"Conduct or review a security risk analysis in accordance with the requirements under 45 CFR 164.308(a)(1), including addressing the encryption/security of data at rest in accordance with requirements under 45 CFR 164.312 (a)(2)(iv) and 45 CFR 164.306(d)(3), and implement security updates as necessary and correct identified security deficiencies as part of the provider's risk management process."
Yesterday, we kicked off the enterprise security audit at BIDMC.
Every audit requires a framework. For security, framework choices include NIST, ISO 27002, HITRUST, PCI and COBIT. We've elected to use a NIST approach.
NIST is the National Institute of Standards and Technology, a component of the Department of Commerce (formerly National Bureau of Standards).
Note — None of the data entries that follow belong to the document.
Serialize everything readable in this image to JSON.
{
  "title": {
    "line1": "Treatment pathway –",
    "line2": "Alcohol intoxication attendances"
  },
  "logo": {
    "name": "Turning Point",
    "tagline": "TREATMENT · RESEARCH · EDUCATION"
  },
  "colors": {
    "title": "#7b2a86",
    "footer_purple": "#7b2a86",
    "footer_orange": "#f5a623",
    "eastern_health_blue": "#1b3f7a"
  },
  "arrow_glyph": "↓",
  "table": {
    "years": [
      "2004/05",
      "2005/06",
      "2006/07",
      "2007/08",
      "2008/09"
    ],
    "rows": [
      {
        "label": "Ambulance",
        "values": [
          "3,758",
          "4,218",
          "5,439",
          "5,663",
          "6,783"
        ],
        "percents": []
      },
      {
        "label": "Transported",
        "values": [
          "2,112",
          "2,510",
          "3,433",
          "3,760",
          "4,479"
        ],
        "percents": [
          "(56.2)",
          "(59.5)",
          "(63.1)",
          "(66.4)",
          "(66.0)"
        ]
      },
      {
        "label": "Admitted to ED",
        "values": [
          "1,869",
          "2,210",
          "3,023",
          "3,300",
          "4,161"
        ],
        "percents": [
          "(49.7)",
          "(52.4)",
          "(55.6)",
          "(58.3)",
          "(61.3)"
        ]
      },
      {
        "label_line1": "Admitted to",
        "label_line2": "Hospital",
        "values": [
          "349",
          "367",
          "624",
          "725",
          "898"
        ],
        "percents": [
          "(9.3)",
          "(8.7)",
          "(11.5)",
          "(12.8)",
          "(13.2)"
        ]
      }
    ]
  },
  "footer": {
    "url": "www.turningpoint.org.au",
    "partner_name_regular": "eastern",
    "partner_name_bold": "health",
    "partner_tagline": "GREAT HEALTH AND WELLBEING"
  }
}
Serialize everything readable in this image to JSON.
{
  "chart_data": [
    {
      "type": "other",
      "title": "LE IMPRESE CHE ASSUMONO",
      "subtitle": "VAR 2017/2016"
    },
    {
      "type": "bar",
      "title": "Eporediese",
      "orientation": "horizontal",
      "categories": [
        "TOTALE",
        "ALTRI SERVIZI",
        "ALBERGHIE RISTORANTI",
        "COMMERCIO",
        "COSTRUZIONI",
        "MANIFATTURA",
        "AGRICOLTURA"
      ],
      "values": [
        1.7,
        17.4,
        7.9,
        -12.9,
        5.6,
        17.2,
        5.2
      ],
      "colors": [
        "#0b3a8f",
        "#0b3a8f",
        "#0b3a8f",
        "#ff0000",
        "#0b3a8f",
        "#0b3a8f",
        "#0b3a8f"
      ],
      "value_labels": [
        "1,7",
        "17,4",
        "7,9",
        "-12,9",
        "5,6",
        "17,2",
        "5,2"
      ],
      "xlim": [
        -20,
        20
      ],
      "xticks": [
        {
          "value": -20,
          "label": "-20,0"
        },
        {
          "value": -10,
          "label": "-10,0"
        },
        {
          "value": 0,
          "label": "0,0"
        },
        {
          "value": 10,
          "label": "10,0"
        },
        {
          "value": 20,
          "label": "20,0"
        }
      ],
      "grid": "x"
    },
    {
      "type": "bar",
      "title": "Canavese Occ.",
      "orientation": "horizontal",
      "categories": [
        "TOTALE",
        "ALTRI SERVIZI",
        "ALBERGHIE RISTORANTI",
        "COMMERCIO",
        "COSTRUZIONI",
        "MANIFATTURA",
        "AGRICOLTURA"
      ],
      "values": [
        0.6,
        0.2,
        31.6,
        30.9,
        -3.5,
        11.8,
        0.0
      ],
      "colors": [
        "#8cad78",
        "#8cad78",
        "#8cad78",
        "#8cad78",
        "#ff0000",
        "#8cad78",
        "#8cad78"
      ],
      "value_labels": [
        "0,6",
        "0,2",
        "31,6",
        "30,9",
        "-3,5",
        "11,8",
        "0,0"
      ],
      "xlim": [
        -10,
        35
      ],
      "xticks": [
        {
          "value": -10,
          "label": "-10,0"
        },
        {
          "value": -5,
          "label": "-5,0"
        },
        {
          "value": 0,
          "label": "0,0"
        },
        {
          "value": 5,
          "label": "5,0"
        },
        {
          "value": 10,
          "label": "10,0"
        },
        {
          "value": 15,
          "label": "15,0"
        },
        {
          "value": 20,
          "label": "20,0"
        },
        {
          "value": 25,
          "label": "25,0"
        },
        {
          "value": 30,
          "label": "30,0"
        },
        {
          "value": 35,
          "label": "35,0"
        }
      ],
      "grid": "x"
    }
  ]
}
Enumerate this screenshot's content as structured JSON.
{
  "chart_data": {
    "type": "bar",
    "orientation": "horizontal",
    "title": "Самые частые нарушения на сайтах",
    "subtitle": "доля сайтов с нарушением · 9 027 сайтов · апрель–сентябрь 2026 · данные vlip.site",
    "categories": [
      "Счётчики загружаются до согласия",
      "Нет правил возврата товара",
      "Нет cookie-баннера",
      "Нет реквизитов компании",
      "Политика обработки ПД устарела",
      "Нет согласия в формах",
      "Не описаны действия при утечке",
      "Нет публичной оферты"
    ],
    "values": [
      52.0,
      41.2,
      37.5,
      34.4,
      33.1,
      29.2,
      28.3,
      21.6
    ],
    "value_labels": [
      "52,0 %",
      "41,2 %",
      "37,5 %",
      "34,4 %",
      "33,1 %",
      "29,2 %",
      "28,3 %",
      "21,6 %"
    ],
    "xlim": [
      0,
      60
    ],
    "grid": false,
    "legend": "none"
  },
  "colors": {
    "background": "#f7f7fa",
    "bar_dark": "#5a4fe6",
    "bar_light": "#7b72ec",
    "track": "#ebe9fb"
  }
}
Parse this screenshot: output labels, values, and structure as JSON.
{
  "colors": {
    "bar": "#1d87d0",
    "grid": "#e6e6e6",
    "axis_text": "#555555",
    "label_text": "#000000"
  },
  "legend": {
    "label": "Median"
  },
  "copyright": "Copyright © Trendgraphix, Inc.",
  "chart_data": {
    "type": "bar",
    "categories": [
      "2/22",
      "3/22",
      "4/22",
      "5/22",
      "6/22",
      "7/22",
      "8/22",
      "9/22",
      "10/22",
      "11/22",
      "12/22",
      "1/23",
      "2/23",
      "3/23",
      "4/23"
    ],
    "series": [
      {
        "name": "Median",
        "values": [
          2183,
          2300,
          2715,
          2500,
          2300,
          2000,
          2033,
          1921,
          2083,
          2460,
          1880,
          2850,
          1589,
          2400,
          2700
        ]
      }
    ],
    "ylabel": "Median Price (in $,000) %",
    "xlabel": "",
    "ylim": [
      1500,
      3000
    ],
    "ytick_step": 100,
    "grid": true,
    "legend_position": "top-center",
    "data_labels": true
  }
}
One of the NIST subject areas is Information Technology - the "800" series.
NIST publishes hundreds of Bulletins, Standards and Guidelines related to Information Technology. Topics range from "What about Cloud Security" to "Smart Grid Interoperability". Relevant to security audits is the NIST 800-30 "Guide for Conducting Risk Assessments".
Why did we choose NIST?
NIST is mandated within the Federal Government. It is gradually being extended to contractors, including Medicare providers. Recently, several NIH grants I've reviewed have included the need for a NIST-based risk assessment. The Center for Medicare and Medicaid Services (CMS) increasingly refers to NIST assessments in their compliance efforts.
All security frameworks, including NIST 800, share common themes. For example, risk is defined in terms of threat, vulnerability, likelihood of occurrence, and impact.
"Threat" could be malware, a natural disaster, disgruntled employee or a myriad of other things
"Vulnerability" is a weakness that makes a system susceptible to the threat
"Likelihood" is the probability the threat and vulnerability will come together
"Impact" is the consequence to the organization of an occurrence
- Threat = thief
- Vulnerability = laptop visible on front seat of a car parked in a public lot
- Likelihood of Occurrence = high,
- Impact = significant if the laptop contains ePHI
NIST 800 also provides recommended controls for mitigating risk. NIST 800-53 describes 194 security controls that roll up into 18 families. (see the above graphic)
I'll report back on the results of our audit and lessons learned when it is completed in November.